You can no longer think about being pregnant with your first child without remembering that Dombolo threw a celebration for you. You can’t think about your 40th birthday without also thinking about the surprise party Dombolo organised that you didn’t attend. You can’t think about the time you lost your baby without remembering Nigel picking you up to take you to the airport at 7am on a winter morning. Your experiences are no longer just yours. You’ve lived life together.
That’s shared memory. It’s the reason you don’t have to do the full catch-up every time you see each other. Your friend was already there for parts of the story.
There’s a kind of adult life many of us are quietly building. I recognize it because I see it in my own. A life of smooth functioning. Bills paid. Calendar controlled. Problems resolved with minimal disruption. Nothing too dependent. Nothing too needy.
It sounds responsible. It sounds mature.
But it can also become a sealed life. A life where nobody can really enter unless invited in advance. Where needs are outsourced before they can become shared. Where convenience has protected us not only from hassle but from belonging.

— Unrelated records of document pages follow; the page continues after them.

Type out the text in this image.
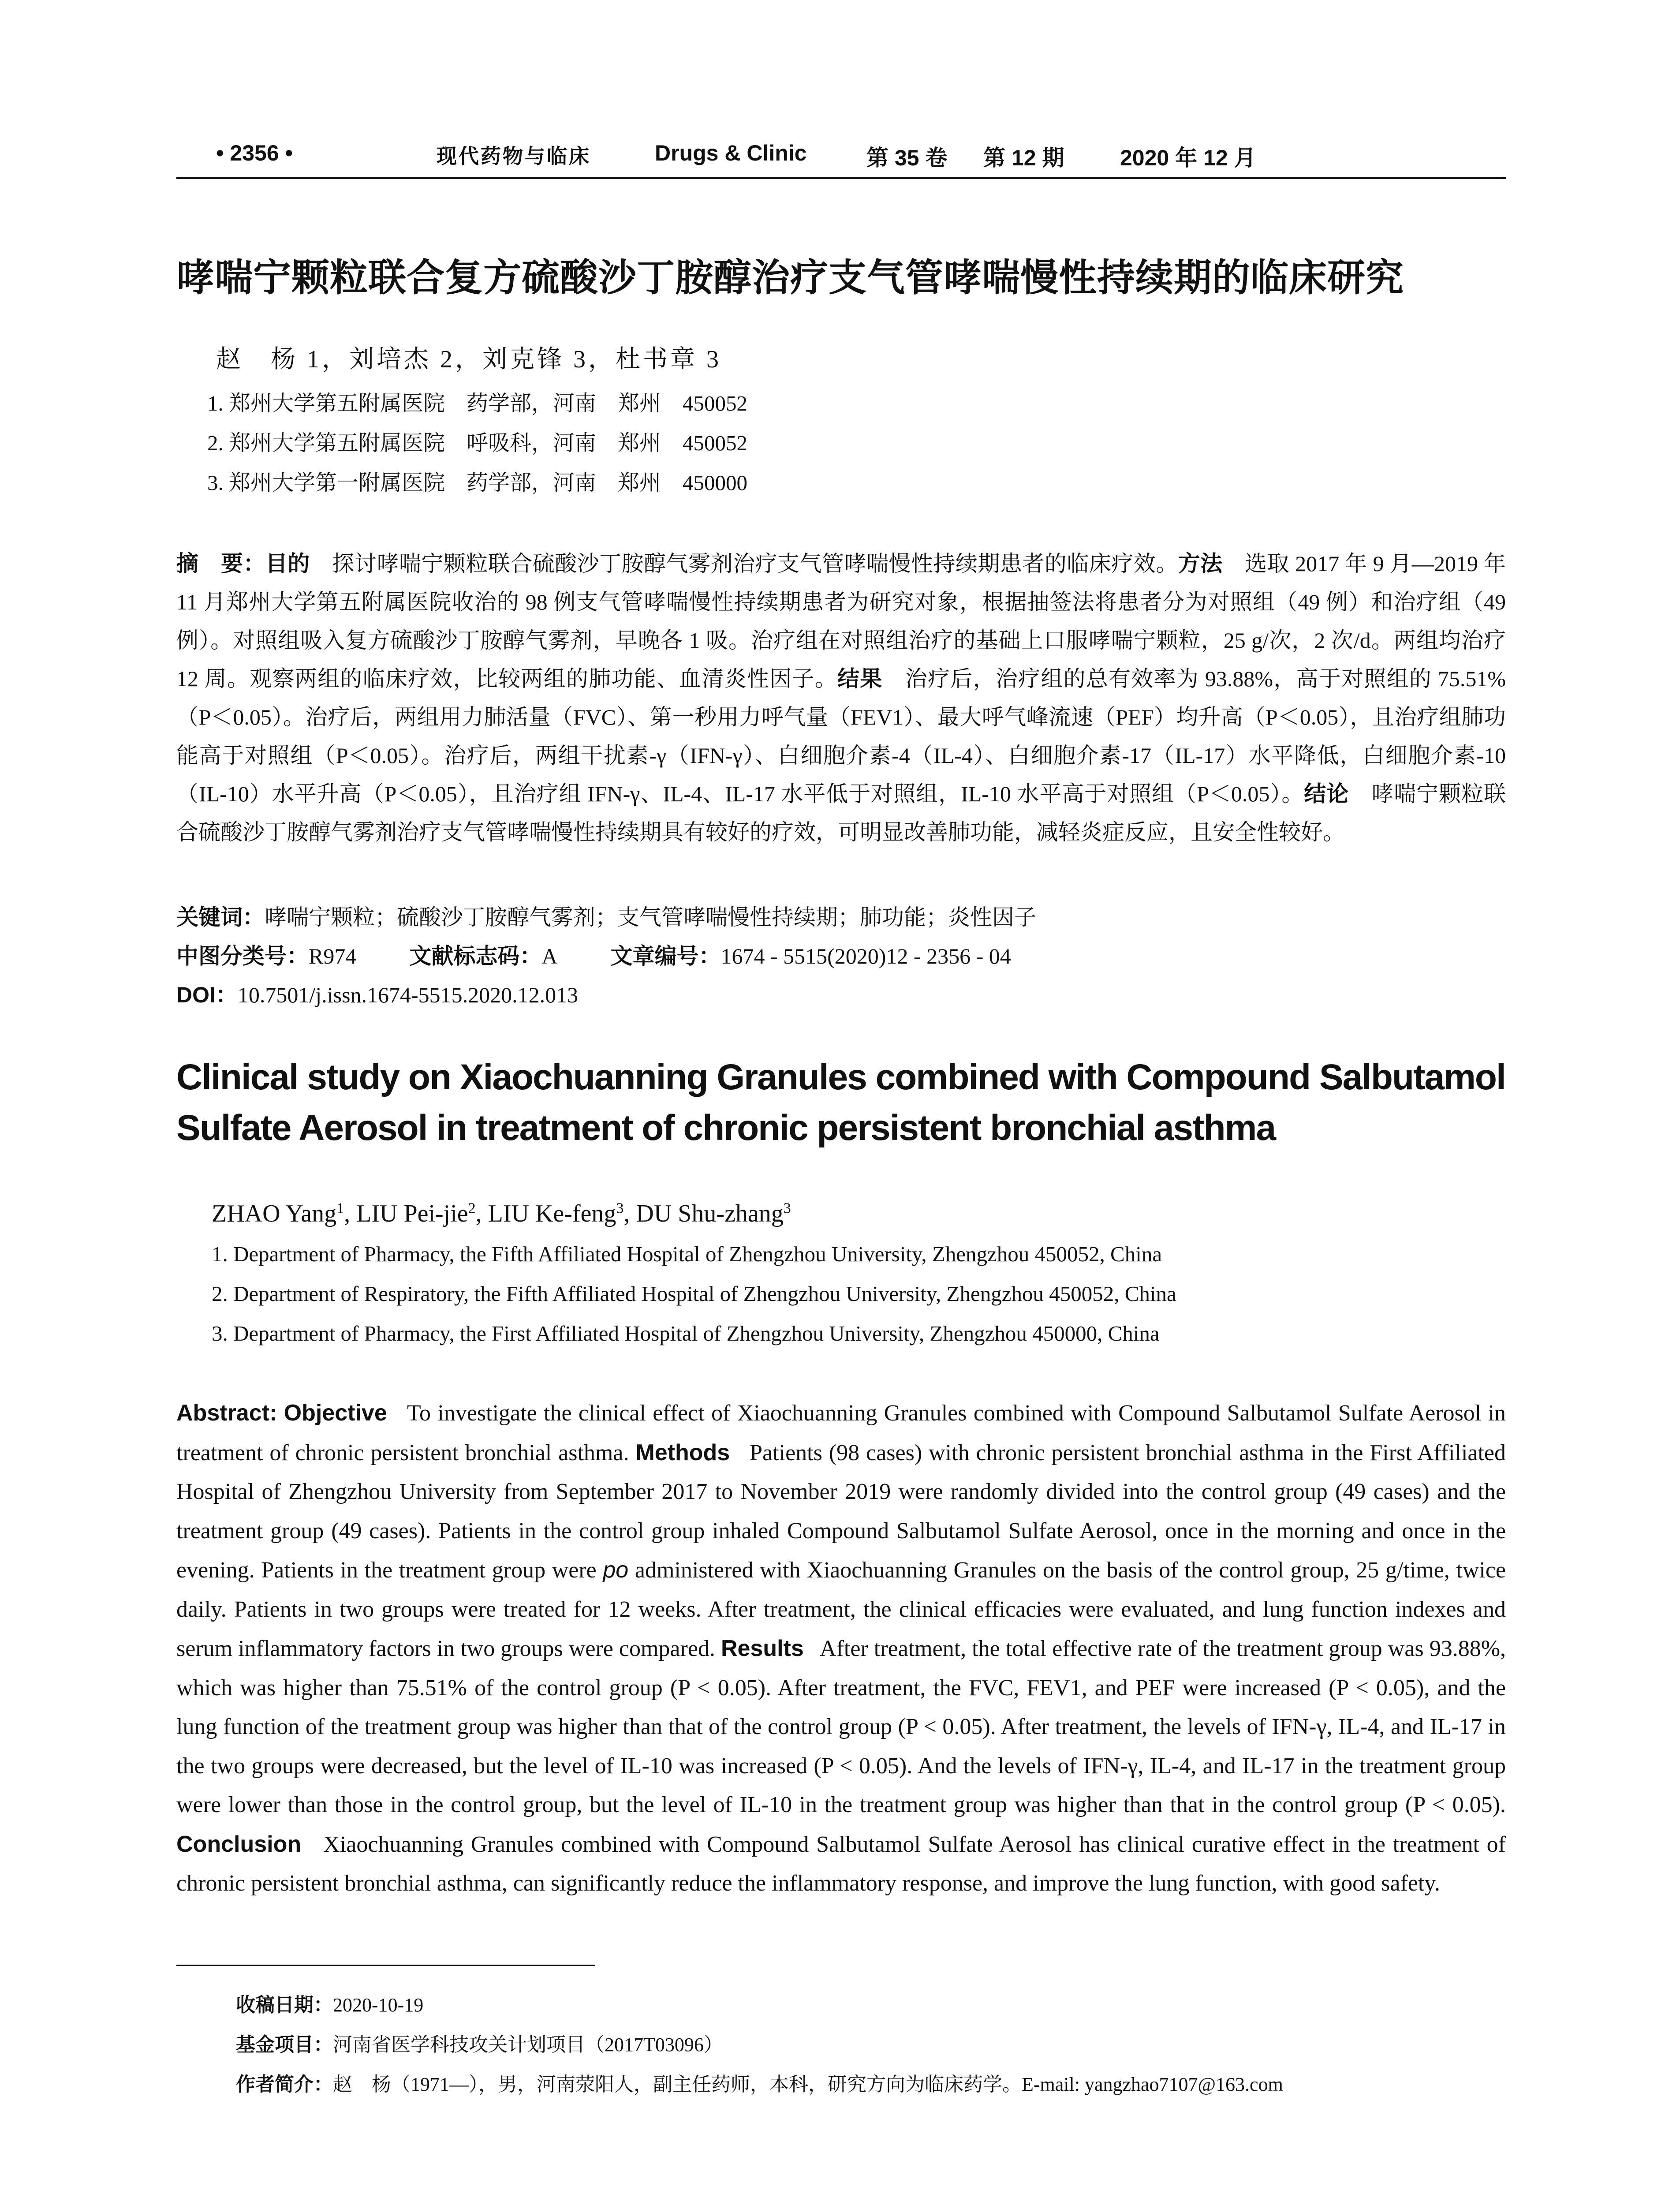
• 2356 •	现代药物与临床	Drugs & Clinic	第 35 卷 第 12 期	2020 年 12 月
哮喘宁颗粒联合复方硫酸沙丁胺醇治疗支气管哮喘慢性持续期的临床研究
赵　杨 1，刘培杰 2，刘克锋 3，杜书章 3
1. 郑州大学第五附属医院　药学部，河南　郑州　450052
2. 郑州大学第五附属医院　呼吸科，河南　郑州　450052
3. 郑州大学第一附属医院　药学部，河南　郑州　450000
摘　要：目的 探讨哮喘宁颗粒联合硫酸沙丁胺醇气雾剂治疗支气管哮喘慢性持续期患者的临床疗效。方法 选取 2017 年 9 月—2019 年 11 月郑州大学第五附属医院收治的 98 例支气管哮喘慢性持续期患者为研究对象，根据抽签法将患者分为对照组（49 例）和治疗组（49 例）。对照组吸入复方硫酸沙丁胺醇气雾剂，早晚各 1 吸。治疗组在对照组治疗的基础上口服哮喘宁颗粒，25 g/次，2 次/d。两组均治疗 12 周。观察两组的临床疗效，比较两组的肺功能、血清炎性因子。结果 治疗后，治疗组的总有效率为 93.88%，高于对照组的 75.51%（P＜0.05）。治疗后，两组用力肺活量（FVC）、第一秒用力呼气量（FEV1）、最大呼气峰流速（PEF）均升高（P＜0.05），且治疗组肺功能高于对照组（P＜0.05）。治疗后，两组干扰素-γ（IFN-γ）、白细胞介素-4（IL-4）、白细胞介素-17（IL-17）水平降低，白细胞介素-10（IL-10）水平升高（P＜0.05），且治疗组 IFN-γ、IL-4、IL-17 水平低于对照组，IL-10 水平高于对照组（P＜0.05）。结论 哮喘宁颗粒联合硫酸沙丁胺醇气雾剂治疗支气管哮喘慢性持续期具有较好的疗效，可明显改善肺功能，减轻炎症反应，且安全性较好。
关键词：哮喘宁颗粒；硫酸沙丁胺醇气雾剂；支气管哮喘慢性持续期；肺功能；炎性因子
中图分类号：R974 文献标志码：A 文章编号：1674 - 5515(2020)12 - 2356 - 04
DOI：10.7501/j.issn.1674-5515.2020.12.013
Clinical study on Xiaochuanning Granules combined with Compound Salbutamol Sulfate Aerosol in treatment of chronic persistent bronchial asthma
ZHAO Yang$^1$, LIU Pei-jie$^2$, LIU Ke-feng$^3$, DU Shu-zhang$^3$
1. Department of Pharmacy, the Fifth Affiliated Hospital of Zhengzhou University, Zhengzhou 450052, China
2. Department of Respiratory, the Fifth Affiliated Hospital of Zhengzhou University, Zhengzhou 450052, China
3. Department of Pharmacy, the First Affiliated Hospital of Zhengzhou University, Zhengzhou 450000, China
Abstract: Objective To investigate the clinical effect of Xiaochuanning Granules combined with Compound Salbutamol Sulfate Aerosol in treatment of chronic persistent bronchial asthma. Methods Patients (98 cases) with chronic persistent bronchial asthma in the First Affiliated Hospital of Zhengzhou University from September 2017 to November 2019 were randomly divided into the control group (49 cases) and the treatment group (49 cases). Patients in the control group inhaled Compound Salbutamol Sulfate Aerosol, once in the morning and once in the evening. Patients in the treatment group were po administered with Xiaochuanning Granules on the basis of the control group, 25 g/time, twice daily. Patients in two groups were treated for 12 weeks. After treatment, the clinical efficacies were evaluated, and lung function indexes and serum inflammatory factors in two groups were compared. Results After treatment, the total effective rate of the treatment group was 93.88%, which was higher than 75.51% of the control group (P < 0.05). After treatment, the FVC, FEV1, and PEF were increased (P < 0.05), and the lung function of the treatment group was higher than that of the control group (P < 0.05). After treatment, the levels of IFN-γ, IL-4, and IL-17 in the two groups were decreased, but the level of IL-10 was increased (P < 0.05). And the levels of IFN-γ, IL-4, and IL-17 in the treatment group were lower than those in the control group, but the level of IL-10 in the treatment group was higher than that in the control group (P < 0.05). Conclusion Xiaochuanning Granules combined with Compound Salbutamol Sulfate Aerosol has clinical curative effect in the treatment of chronic persistent bronchial asthma, can significantly reduce the inflammatory response, and improve the lung function, with good safety.
收稿日期：2020-10-19
基金项目：河南省医学科技攻关计划项目（2017T03096）
作者简介：赵　杨（1971—），男，河南荥阳人，副主任药师，本科，研究方向为临床药学。E-mail: yangzhao7107@163.com
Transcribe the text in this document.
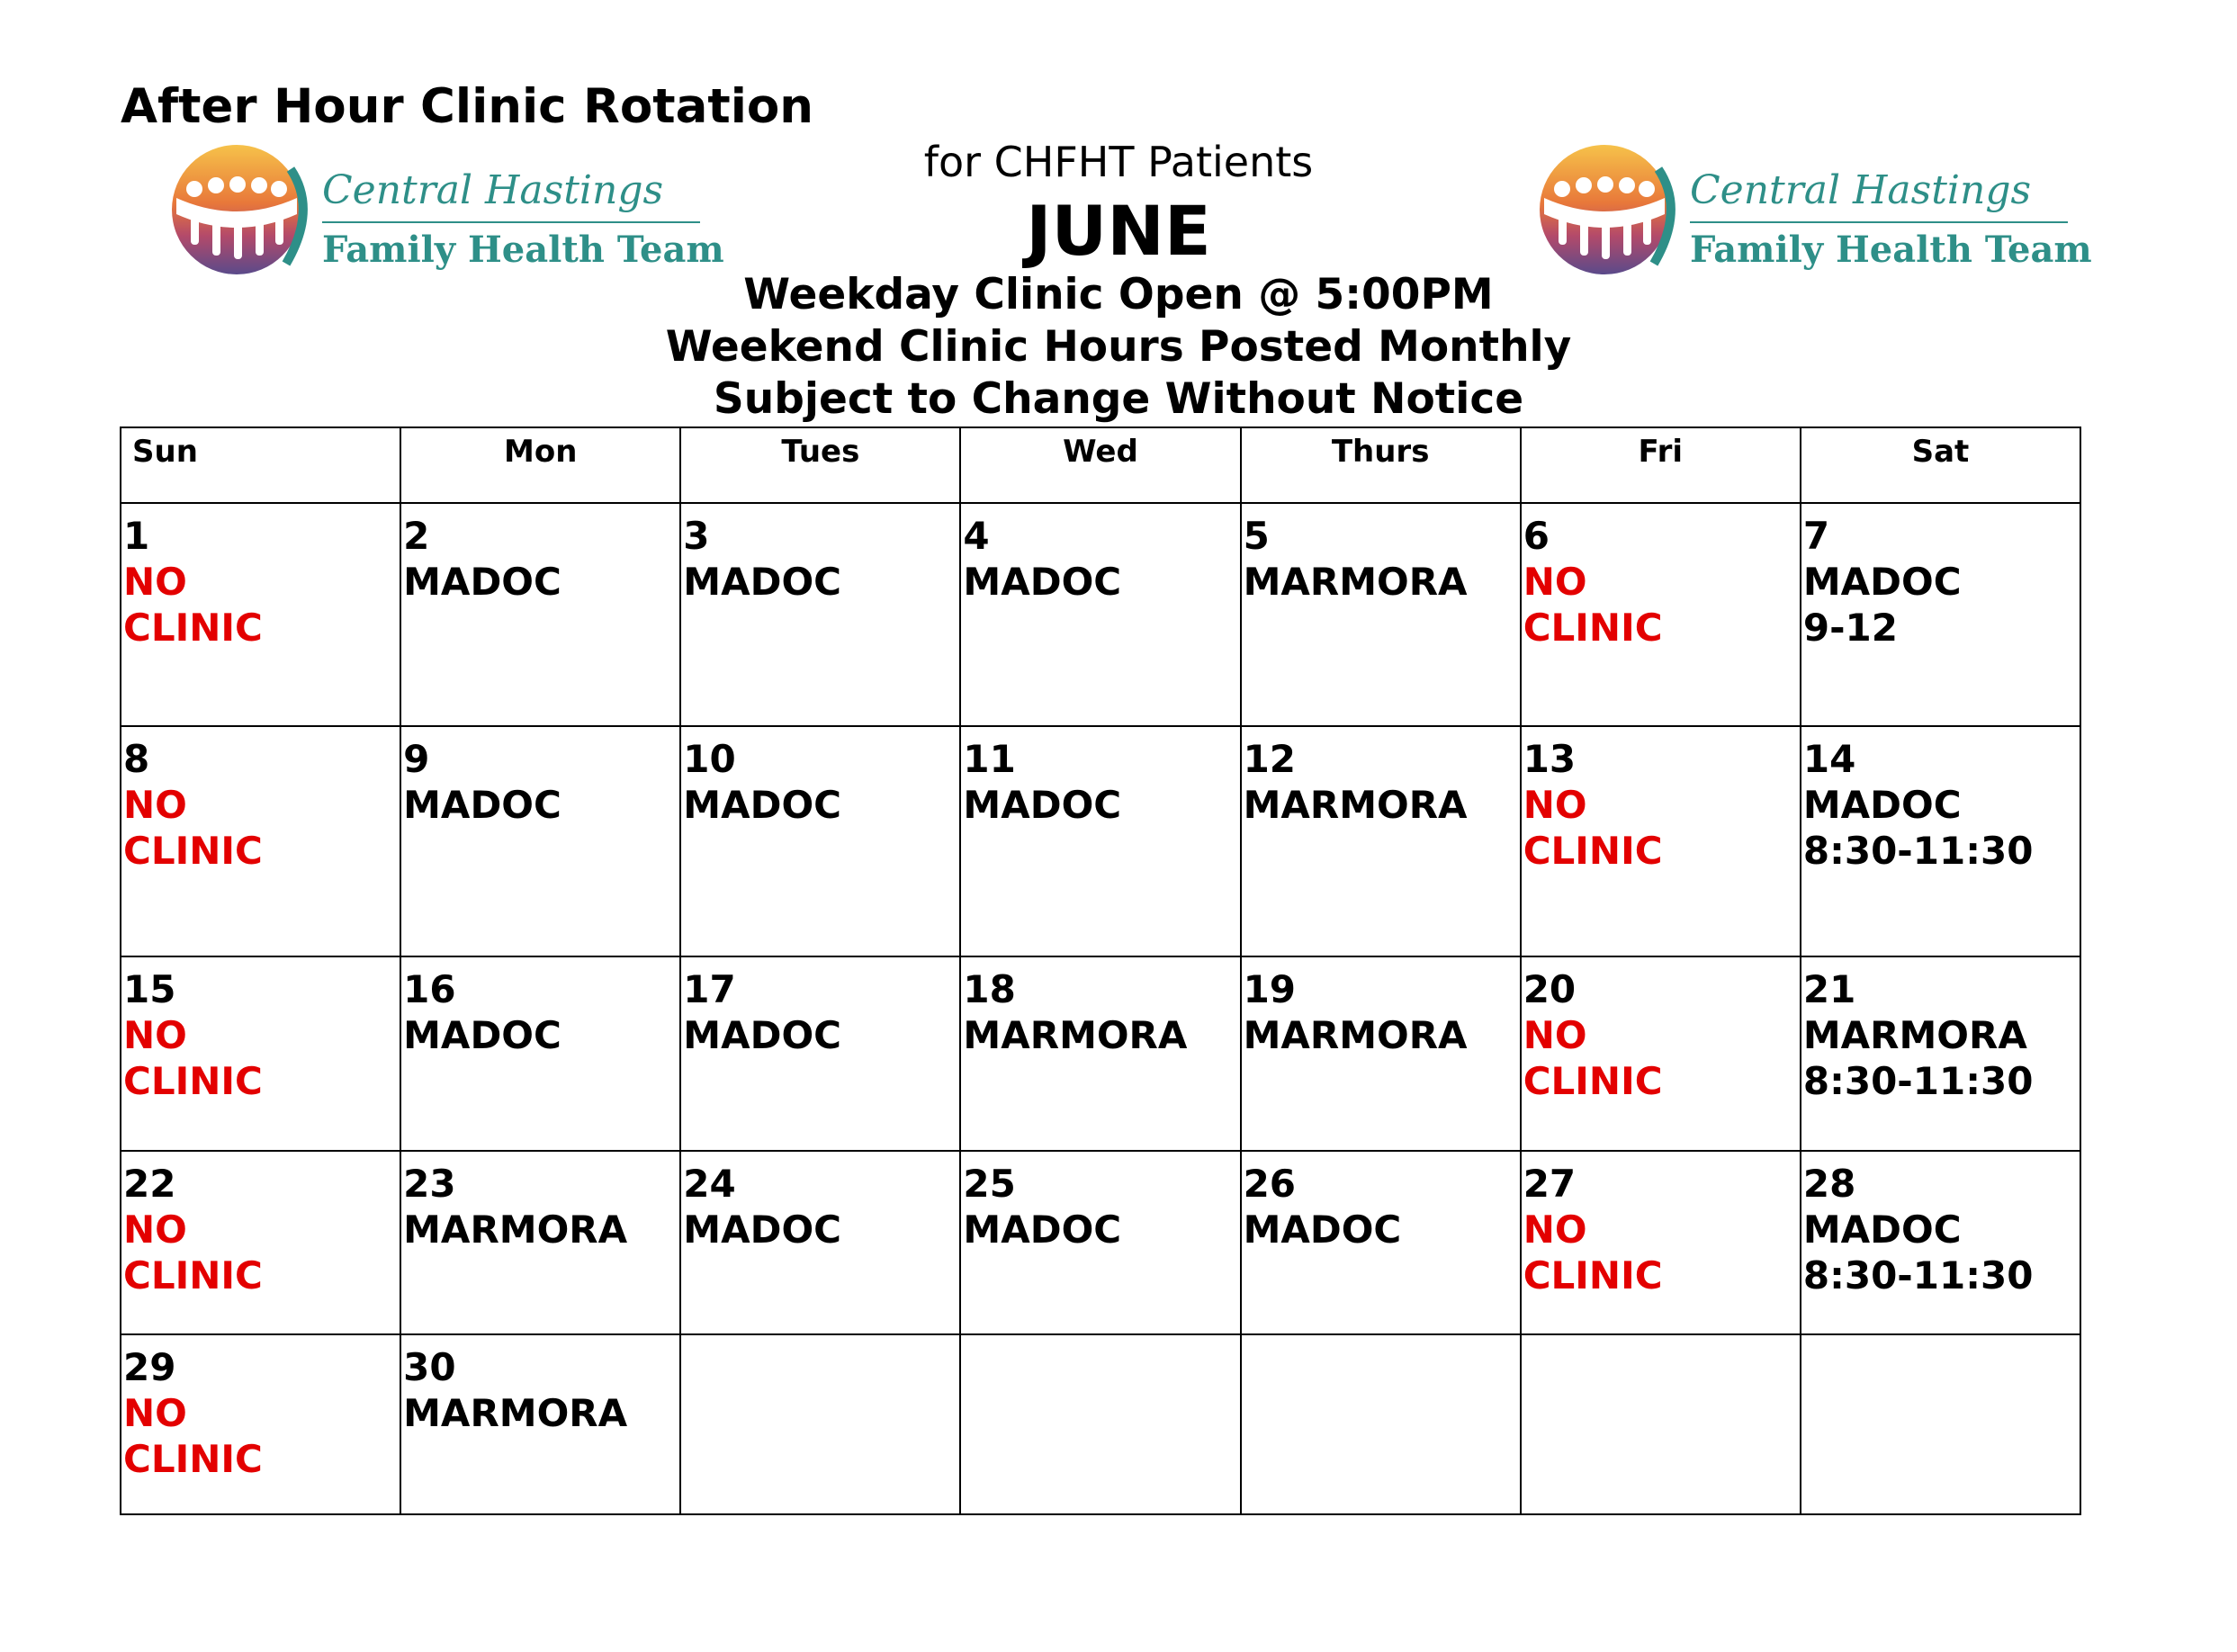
After Hour Clinic Rotation
for CHFHT Patients
JUNE
Weekday Clinic Open @ 5:00PM
Weekend Clinic Hours Posted Monthly
Subject to Change Without Notice
Central Hastings
Family Health Team
Central Hastings
Family Health Team
Sun	Mon	Tues	Wed	Thurs	Fri	Sat

1
NO
CLINIC	2
MADOC	3
MADOC	4
MADOC	5
MARMORA	6
NO
CLINIC	7
MADOC
9-12

8
NO
CLINIC	9
MADOC	10
MADOC	11
MADOC	12
MARMORA	13
NO
CLINIC	14
MADOC
8:30-11:30

15
NO
CLINIC	16
MADOC	17
MADOC	18
MARMORA	19
MARMORA	20
NO
CLINIC	21
MARMORA
8:30-11:30

22
NO
CLINIC	23
MARMORA	24
MADOC	25
MADOC	26
MADOC	27
NO
CLINIC	28
MADOC
8:30-11:30

29
NO
CLINIC	30
MARMORA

A villager isn’t simply someone who likes people. A villager is someone whose life can be entered.
Take the walk
I keep coming back to those two men on the side of the road.
What struck me wasn’t just that they were together. It was that they were unhurried. Their time seemed open. Their presence with each other didn’t appear to need justification. They weren’t achieving anything. They were just sharing time.
And that image felt like a small rebuke to the way I’ve been living.
We’ve learned to value convenience so highly that we often don’t notice what it’s costing us. We protect our time so carefully that we don’t always realize we’re also protecting ourselves from one another. We avoid burdening people, and in doing so we sometimes avoid belonging to them.
But some of what looks inefficient is where life actually happens. And some of what seems like a burden is just what love looks like in ordinary clothes.
The window for many of these ordinary acts of presence is shorter than we like to think. You don’t get infinite chances to take the walk, make the trip, show up at the thing. Some of the people whose lives you could be sharing right now won’t always be this available.
Maybe the reason so many of us feel this low-grade distance from people we genuinely love isn’t that affection has disappeared. Maybe it’s that our lives are no longer arranged in ways that generate enough shared experience. Maybe the reason catch-ups feel so heavy is that they’re doing too much work. Maybe we’ve become too good at avoiding one another’s burdens.
We’re friends. We care. We mean it. But we’ve lost many of the little practices through which friendship becomes thick and natural. So we stand there doing updates. Trying to bridge with words what should have been built with life.
Everyone wants the village.
I’m starting to think the real question isn’t whether we want one. It’s whether we’re willing to live in a way that makes one. To ask for the lift instead of the Uber. To take the walk. To leave room in our lives for demands we didn’t schedule.
For my part, I think I need to take more walks.